Pre-request : AWS account. Git account.
Example: In the following example, you will:
- Create a basic AWS Lambda Python function.
- Link the function to an API Gateway GET endpoint
Steps: The example consists of the following steps:
- Creating a Lambda hello function
- Creating a serverless.yml file
- Crafting the .gitlab-ci.yml file
- Setting up your AWS credentials with your GitLab account
- Deploying your function
- Testing the deployed function
Creating a Lambda handler function:
Your Lambda function will be the primary handler of requests.
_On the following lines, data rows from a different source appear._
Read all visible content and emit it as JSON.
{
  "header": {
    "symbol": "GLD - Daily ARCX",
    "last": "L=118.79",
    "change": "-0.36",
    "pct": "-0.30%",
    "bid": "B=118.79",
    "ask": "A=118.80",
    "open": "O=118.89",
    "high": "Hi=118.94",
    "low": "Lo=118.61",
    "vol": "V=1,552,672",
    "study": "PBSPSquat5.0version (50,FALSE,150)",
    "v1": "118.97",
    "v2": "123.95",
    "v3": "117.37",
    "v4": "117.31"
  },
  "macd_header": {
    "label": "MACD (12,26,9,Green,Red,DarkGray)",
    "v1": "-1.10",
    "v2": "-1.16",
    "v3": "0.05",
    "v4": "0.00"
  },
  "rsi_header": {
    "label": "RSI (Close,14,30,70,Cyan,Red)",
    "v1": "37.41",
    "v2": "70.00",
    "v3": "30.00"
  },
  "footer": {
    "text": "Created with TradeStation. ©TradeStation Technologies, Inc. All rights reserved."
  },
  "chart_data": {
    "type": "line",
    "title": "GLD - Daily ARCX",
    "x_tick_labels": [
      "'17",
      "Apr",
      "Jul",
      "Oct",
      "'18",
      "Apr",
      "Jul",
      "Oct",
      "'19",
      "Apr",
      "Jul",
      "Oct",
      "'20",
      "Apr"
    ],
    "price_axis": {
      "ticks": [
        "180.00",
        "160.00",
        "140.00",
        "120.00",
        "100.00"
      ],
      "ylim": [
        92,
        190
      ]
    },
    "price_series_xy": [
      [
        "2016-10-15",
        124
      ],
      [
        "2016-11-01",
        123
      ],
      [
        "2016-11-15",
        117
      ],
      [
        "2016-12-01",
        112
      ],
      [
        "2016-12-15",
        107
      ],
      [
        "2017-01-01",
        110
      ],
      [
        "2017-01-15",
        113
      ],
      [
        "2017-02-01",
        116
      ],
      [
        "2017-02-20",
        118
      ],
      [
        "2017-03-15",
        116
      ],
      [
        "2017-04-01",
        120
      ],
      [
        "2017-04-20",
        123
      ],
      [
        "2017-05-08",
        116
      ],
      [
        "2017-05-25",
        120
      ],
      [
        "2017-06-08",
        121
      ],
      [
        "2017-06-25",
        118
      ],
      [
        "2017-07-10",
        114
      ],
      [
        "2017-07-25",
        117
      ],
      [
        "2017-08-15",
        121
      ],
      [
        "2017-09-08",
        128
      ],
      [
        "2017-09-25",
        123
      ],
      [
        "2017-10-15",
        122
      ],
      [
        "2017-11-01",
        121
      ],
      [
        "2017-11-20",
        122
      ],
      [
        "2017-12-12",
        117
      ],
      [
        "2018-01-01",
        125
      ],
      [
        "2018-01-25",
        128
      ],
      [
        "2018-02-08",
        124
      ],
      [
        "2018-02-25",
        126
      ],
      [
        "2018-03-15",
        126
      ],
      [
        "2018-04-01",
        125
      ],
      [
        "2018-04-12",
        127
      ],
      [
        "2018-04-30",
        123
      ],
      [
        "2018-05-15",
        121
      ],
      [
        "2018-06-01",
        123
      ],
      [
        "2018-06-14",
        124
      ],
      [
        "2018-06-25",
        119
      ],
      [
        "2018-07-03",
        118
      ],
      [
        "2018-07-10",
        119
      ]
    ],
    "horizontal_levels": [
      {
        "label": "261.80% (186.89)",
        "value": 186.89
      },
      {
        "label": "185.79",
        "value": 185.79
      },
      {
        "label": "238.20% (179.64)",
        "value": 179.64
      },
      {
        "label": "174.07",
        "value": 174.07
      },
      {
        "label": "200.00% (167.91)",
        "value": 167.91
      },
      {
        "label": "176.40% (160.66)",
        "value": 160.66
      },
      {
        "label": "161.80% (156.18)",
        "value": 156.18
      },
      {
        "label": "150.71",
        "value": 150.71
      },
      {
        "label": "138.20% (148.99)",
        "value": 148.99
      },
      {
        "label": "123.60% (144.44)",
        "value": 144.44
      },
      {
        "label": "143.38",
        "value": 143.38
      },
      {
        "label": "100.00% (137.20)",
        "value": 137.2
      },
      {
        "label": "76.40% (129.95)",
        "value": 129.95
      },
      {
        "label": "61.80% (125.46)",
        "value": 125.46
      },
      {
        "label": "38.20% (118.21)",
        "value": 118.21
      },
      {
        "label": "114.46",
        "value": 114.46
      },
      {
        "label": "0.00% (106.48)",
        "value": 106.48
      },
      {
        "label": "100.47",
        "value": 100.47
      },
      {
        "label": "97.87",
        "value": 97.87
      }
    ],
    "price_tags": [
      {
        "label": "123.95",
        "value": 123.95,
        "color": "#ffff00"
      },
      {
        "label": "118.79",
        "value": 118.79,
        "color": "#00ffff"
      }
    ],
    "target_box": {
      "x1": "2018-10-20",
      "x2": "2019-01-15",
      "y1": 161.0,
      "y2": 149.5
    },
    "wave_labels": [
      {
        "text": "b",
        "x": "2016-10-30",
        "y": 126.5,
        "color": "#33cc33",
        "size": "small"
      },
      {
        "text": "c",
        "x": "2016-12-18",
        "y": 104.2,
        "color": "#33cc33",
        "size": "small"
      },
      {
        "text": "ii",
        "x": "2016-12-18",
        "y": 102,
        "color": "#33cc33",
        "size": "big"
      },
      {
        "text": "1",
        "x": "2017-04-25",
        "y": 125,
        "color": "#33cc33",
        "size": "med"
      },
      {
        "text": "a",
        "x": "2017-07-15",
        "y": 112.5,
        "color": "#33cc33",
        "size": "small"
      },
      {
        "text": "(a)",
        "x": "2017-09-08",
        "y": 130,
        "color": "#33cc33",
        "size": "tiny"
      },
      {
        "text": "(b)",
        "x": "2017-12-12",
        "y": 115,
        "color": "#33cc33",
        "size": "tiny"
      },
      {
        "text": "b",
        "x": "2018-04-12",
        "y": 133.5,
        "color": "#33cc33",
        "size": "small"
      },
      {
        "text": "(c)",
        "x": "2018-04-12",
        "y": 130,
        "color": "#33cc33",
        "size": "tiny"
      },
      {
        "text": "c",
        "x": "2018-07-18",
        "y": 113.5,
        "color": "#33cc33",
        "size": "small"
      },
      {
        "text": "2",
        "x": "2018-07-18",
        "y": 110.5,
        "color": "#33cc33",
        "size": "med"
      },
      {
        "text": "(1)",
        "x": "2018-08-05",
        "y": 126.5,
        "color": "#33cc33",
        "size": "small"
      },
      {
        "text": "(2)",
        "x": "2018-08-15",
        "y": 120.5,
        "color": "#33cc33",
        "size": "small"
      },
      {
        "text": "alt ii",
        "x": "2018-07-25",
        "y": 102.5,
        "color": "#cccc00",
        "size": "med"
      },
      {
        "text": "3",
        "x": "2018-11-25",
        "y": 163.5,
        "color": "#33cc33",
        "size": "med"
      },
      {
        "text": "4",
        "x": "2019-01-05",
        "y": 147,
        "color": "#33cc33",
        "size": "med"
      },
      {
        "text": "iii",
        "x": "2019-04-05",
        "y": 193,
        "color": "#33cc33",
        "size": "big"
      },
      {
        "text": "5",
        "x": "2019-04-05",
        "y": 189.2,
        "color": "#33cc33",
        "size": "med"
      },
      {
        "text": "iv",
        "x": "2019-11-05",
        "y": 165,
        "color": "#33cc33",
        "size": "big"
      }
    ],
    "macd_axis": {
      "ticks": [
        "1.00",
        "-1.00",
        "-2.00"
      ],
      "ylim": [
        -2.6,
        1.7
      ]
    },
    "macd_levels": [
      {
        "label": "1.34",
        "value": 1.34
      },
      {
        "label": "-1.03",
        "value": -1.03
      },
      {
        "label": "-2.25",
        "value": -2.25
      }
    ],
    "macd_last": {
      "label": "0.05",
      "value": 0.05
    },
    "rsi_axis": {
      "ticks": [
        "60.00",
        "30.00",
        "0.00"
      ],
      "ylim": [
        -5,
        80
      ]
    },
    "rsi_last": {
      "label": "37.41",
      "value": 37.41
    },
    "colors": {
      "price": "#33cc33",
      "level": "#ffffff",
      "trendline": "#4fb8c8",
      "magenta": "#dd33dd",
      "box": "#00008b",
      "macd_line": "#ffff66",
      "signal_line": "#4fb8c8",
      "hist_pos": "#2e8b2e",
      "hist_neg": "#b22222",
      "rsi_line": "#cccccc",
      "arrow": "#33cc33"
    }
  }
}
In this case we will create a very simple Python hello function:
def lambda_handler(event, context):
"""
Function to return Hello
"""
message = "Hello ! Your function executed successfully."
return message
Place this code in the file src/hello.py . src is the standard location for serverless functions, but is customizable should you desire that.
In our case, lambda_handler defines the hello handler that will be referenced later in the serverless.yml
You can learn more about the AWS Lambda Python function handler and all its various options here
Creating a serverless.yml file
In the root of your project, create a serverless.yml file that will contain configuration specifics for the Serverless Framework.
Put the following code in the file:
service: gitlab-cicd-tutorial
provider:
name: aws
runtime: python3.7
functions:
hello:
handler: src/hello.lambda_handler
name: hello_function
events:
- http:
path: hello
method: get
cors: true
Our function contains a handler and a event.
The handler definition will provision the Lambda function using the source code located src/hello.lambda_handler .
The events declaration will create a AWS API Gateway GET endpoint to receive external requests and hand them over to the Lambda function via a service integration. And we have set up cors true. For more information, see the Your CORS and API Gateway survival guide blog post written by the Serverless Framework team
You can read more about the available properties and additional configuration possibilities of the Serverless Framework here
Crafting the .gitlab-ci.yml file
In a .gitlab-ci.yml file in the root of your project, place the following code:
image: "nikolaik/python-nodejs"
stages:
- test
dev:
stage: test
only:
- master
before_script:
- npm config set prefix /usr/local
- npm install -g serverless
script:
- serverless deploy --stage dev --region ap-south-1 --verbose
environment: dev
This example code does the following:
Uses the node and python image for this GitLab CI builds. As we are deploying python function using serverless framework and serverless framwork is based on npm so we need an image which consist both python and npm configuration. I have used https://hub.docker.com/r/nikolaik/python-nodej image form docker Hub.
only:
- master # it will run pipeline on every push to master branch. If you want to run pipeline on every branch commit you can remove it.
The deploy stage: Installs the Serverless Framework. Deploys the serverless function to your AWS account using the AWS credentials defined above.
Setting up your AWS credentials with your GitLab account
In order to interact with your AWS account, the GitLab CI/CD pipelines require both AWS_ACCESS_KEY_ID and AWS_SECRET_ACCESS_KEY to be defined in your GitLab settings under Settings > CI/CD > Variables.
Note : Use variable name as mention above.
Deploying your function
git push the changes to your GitLab repository and the GitLab build pipeline will automatically deploy your function.
In your GitLab deploy stage log, there will be output containing your AWS Lambda endpoint URL. The log line will look similar to this:
endpoints:
GET - https://5hj381bhh9.execute-api.ap-south-1.amazonaws.com/dev/hello
Manually testing your function Running the following curl command should trigger your function.
curl https://5hj381bhh9.execute-api.ap-south-1.amazonaws.com/dev/hello
That should output:
{
"Hello ! Your function executed successfully."